Bir diğer sorun da vatandaşlık politikası. Yasadaki istisnai vatandaşlık verilmesi meselesi siyasi bir rant olarak kullanılıyor. Resmi gazetede istisnai vatandaşlıkların gerekçeleri yazılıyor. Adı üstünde istisnai olarak, çok ender verilmesi gereken vatandaşlık çok basit gerekçelerle verilebiliyor.
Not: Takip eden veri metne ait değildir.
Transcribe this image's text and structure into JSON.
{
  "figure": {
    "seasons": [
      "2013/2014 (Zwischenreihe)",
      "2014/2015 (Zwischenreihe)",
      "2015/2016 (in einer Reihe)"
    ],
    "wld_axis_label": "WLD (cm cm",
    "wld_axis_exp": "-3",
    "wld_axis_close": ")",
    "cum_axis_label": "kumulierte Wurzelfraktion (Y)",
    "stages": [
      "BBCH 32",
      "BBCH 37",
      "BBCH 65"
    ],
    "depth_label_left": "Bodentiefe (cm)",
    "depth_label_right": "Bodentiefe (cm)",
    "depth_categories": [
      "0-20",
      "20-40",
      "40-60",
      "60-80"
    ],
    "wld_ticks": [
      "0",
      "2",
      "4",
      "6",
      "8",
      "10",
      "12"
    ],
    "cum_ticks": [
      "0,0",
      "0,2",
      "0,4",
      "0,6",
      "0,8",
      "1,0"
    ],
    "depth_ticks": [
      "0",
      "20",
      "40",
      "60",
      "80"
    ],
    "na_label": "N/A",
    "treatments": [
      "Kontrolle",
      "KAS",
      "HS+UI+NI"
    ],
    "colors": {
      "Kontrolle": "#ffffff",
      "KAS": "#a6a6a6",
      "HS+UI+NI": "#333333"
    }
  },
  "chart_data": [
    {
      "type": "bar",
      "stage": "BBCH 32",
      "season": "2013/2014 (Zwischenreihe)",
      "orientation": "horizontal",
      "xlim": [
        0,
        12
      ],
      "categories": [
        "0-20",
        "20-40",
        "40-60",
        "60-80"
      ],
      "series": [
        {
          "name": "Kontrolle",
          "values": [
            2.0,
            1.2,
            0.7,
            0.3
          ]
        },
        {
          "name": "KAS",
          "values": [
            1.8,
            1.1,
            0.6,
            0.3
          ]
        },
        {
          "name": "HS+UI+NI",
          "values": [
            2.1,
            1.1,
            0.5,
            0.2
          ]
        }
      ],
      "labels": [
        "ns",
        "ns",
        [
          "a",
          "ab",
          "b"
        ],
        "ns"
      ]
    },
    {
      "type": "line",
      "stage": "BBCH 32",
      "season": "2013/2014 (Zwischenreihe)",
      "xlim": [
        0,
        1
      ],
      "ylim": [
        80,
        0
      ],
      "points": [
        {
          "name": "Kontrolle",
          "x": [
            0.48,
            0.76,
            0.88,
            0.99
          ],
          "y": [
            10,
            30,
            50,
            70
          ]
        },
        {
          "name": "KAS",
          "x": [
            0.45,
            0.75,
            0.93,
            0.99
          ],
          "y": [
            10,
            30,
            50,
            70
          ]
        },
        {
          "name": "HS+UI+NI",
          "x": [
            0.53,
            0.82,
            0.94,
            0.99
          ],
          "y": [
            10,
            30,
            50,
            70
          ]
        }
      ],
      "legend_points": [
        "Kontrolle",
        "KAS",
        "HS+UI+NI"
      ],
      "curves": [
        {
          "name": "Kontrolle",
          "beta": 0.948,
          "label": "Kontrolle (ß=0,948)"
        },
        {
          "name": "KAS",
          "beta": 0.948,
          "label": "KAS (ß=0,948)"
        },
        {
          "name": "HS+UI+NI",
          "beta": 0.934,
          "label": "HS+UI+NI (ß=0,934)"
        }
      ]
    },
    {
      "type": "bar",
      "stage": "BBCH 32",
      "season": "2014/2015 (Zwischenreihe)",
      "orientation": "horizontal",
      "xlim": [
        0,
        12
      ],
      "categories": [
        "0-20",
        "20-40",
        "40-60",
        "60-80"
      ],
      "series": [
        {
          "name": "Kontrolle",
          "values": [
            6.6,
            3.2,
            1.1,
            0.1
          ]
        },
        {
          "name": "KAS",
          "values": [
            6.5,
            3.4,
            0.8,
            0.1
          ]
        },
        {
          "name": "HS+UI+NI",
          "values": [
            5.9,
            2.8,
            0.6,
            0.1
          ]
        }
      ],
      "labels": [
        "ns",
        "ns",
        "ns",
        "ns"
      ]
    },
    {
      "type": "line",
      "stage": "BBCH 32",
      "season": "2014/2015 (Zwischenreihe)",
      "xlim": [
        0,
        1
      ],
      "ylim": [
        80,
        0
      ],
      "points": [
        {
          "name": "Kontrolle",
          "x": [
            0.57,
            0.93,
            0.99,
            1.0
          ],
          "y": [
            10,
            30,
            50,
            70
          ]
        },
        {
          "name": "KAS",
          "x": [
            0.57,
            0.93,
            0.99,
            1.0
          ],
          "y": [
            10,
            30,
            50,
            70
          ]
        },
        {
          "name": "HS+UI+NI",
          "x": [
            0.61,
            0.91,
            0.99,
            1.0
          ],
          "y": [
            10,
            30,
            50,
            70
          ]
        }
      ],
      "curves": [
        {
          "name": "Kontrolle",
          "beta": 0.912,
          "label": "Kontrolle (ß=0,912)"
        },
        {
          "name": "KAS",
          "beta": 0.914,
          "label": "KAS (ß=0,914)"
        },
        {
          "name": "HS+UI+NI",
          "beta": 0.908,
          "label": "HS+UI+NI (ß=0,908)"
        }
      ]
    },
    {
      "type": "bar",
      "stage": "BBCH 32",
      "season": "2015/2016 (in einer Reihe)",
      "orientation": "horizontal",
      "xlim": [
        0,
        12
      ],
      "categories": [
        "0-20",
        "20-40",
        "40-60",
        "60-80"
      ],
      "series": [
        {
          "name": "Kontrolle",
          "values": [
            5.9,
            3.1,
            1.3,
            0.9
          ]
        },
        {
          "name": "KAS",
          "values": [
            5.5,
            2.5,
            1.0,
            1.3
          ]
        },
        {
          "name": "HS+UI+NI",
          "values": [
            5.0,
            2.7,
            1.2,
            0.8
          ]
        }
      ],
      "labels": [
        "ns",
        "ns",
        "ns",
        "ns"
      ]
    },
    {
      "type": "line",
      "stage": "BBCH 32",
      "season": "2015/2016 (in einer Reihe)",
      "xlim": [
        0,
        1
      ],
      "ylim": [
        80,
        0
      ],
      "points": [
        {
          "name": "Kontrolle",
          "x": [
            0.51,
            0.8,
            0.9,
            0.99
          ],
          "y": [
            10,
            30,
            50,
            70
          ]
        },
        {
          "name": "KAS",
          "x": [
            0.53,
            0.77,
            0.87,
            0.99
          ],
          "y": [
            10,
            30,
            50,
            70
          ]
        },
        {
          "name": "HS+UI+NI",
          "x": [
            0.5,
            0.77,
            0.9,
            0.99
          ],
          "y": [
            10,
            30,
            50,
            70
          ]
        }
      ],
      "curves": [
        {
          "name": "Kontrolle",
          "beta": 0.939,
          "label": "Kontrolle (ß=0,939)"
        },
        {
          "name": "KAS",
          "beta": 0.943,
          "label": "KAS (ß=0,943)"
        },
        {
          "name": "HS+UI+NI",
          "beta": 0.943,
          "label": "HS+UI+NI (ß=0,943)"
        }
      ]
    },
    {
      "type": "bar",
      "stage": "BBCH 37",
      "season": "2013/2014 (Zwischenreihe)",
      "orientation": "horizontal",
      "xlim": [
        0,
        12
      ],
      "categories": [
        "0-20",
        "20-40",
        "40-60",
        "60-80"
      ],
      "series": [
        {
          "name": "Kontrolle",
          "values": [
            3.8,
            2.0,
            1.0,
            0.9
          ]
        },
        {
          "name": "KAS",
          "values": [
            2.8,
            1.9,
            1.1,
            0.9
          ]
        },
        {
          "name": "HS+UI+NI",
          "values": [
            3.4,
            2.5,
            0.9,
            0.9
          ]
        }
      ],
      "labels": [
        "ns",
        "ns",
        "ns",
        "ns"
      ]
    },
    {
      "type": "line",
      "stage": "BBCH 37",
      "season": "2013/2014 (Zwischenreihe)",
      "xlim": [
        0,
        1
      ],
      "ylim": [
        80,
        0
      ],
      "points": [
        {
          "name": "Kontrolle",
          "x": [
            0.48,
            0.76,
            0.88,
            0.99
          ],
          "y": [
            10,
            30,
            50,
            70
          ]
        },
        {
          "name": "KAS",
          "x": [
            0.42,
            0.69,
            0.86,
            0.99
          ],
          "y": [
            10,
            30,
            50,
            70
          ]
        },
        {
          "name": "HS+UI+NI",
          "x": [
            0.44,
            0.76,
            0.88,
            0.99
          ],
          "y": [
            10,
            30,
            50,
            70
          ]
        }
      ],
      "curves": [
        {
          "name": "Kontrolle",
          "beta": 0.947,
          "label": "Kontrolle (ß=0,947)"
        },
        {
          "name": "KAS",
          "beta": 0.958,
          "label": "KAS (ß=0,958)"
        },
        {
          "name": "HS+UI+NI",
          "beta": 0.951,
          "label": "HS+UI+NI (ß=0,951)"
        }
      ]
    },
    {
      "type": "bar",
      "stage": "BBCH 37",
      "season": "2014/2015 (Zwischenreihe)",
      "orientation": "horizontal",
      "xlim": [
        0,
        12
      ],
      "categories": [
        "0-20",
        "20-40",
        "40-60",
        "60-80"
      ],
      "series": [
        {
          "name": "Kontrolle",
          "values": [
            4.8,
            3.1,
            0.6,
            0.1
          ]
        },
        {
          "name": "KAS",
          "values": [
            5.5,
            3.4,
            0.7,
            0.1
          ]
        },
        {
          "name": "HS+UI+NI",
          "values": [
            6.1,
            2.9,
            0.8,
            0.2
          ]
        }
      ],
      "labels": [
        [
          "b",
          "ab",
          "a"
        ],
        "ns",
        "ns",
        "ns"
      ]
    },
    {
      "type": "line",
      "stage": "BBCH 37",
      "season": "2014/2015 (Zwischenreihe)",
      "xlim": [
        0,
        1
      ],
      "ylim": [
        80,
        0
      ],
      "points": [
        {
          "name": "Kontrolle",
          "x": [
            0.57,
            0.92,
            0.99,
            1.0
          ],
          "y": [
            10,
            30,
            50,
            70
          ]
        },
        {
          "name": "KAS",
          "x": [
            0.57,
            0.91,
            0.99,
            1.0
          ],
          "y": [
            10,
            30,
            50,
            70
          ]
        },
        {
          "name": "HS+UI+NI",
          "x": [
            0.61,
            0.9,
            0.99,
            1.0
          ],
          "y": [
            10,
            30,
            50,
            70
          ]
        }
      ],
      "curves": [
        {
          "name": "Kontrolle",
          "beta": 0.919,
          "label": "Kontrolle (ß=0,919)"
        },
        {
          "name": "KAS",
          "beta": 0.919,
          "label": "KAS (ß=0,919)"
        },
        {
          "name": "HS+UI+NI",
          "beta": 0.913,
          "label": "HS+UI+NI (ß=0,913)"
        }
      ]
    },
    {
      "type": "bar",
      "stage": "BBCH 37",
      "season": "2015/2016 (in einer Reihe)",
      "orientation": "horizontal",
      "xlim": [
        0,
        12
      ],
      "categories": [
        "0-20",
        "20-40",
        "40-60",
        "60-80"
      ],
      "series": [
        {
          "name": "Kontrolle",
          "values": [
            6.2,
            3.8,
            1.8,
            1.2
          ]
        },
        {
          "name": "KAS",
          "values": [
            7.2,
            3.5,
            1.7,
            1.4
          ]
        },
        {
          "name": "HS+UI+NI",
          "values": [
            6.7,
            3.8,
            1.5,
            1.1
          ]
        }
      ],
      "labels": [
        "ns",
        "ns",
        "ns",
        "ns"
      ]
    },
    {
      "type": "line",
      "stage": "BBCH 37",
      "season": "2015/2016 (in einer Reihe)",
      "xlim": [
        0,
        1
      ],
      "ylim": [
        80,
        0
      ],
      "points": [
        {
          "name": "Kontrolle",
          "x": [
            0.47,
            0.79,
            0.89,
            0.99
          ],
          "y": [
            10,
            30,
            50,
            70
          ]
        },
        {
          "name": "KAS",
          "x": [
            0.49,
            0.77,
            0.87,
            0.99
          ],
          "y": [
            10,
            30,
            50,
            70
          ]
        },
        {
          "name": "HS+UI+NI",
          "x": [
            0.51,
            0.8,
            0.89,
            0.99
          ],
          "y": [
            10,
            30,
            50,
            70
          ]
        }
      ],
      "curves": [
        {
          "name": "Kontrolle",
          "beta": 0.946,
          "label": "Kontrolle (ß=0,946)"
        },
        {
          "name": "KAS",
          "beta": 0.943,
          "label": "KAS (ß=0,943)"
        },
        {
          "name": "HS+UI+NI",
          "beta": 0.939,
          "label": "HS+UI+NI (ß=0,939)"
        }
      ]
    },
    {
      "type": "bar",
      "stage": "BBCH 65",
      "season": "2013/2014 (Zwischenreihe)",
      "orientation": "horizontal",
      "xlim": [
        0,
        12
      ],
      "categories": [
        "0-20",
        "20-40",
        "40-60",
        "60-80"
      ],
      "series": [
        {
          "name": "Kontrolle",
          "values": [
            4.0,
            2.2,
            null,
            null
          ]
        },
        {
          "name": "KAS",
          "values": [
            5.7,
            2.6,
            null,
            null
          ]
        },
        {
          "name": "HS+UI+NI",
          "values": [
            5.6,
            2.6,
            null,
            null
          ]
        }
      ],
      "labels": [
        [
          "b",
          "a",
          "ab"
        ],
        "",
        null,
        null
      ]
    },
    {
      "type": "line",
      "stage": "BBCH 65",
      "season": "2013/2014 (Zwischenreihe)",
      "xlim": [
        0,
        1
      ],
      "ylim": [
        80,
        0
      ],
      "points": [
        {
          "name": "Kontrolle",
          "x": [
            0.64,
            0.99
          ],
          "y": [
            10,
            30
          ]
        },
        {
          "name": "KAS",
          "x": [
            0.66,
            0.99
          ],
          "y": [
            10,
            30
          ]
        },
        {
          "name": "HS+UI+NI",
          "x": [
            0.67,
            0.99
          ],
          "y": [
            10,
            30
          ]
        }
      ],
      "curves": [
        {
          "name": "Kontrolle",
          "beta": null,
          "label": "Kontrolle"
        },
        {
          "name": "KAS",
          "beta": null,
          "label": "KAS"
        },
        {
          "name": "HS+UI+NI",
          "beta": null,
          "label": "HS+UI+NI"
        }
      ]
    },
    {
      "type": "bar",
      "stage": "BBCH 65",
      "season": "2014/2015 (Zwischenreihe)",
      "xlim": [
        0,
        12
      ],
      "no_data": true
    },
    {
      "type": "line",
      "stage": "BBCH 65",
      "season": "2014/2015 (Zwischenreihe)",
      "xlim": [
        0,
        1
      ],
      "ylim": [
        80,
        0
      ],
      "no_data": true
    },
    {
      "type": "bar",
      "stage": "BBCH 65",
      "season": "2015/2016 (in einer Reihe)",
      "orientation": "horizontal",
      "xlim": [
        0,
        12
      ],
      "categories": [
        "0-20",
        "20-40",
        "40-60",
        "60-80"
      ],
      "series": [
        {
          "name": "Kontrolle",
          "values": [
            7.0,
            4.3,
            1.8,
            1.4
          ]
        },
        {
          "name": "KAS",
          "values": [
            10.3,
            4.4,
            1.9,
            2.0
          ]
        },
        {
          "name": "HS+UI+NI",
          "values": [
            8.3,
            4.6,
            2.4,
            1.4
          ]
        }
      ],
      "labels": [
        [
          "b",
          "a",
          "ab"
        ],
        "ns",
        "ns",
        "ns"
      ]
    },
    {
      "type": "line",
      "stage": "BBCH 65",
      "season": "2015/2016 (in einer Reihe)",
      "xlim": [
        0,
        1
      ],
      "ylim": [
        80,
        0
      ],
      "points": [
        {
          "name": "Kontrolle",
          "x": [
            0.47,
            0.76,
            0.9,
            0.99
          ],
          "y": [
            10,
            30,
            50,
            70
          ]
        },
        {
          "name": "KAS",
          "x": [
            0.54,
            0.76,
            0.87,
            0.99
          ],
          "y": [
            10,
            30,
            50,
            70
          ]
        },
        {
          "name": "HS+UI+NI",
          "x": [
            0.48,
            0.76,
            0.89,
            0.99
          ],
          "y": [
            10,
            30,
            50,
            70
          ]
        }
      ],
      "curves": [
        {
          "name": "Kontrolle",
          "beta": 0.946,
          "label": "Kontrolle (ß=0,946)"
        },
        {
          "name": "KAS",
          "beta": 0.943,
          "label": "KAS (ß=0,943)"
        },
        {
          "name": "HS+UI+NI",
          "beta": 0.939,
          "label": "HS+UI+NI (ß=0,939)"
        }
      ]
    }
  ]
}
Mesela Ağustos başında Mahkemeye yansıyan bir olayda, 4 ay önce vatandaş yapılan bir kişi, 20 yaşındaki bir kadına cinsel saldırıda bulunduğu gerekçesi ile tutuklandı. Bilinçli şekilde kontrol edilmeyen nüfus hareketleri ve ne idiği belirsiz kişilere verilen vatandaşlıklar, toplumun “kalabalıklaşması” sonucunda tüm kamusal hizmetlerin sunulmasını ve ülkedeki yaşam koşullarını zorlaştırıyor, siyasi egemenliğe müdahale ediyor ve insanların suça maruz kalmasına neden oluyor.
– İşçi getirme adı altında ülkede yapılan insan ticaretinin önüne nasıl geçilir?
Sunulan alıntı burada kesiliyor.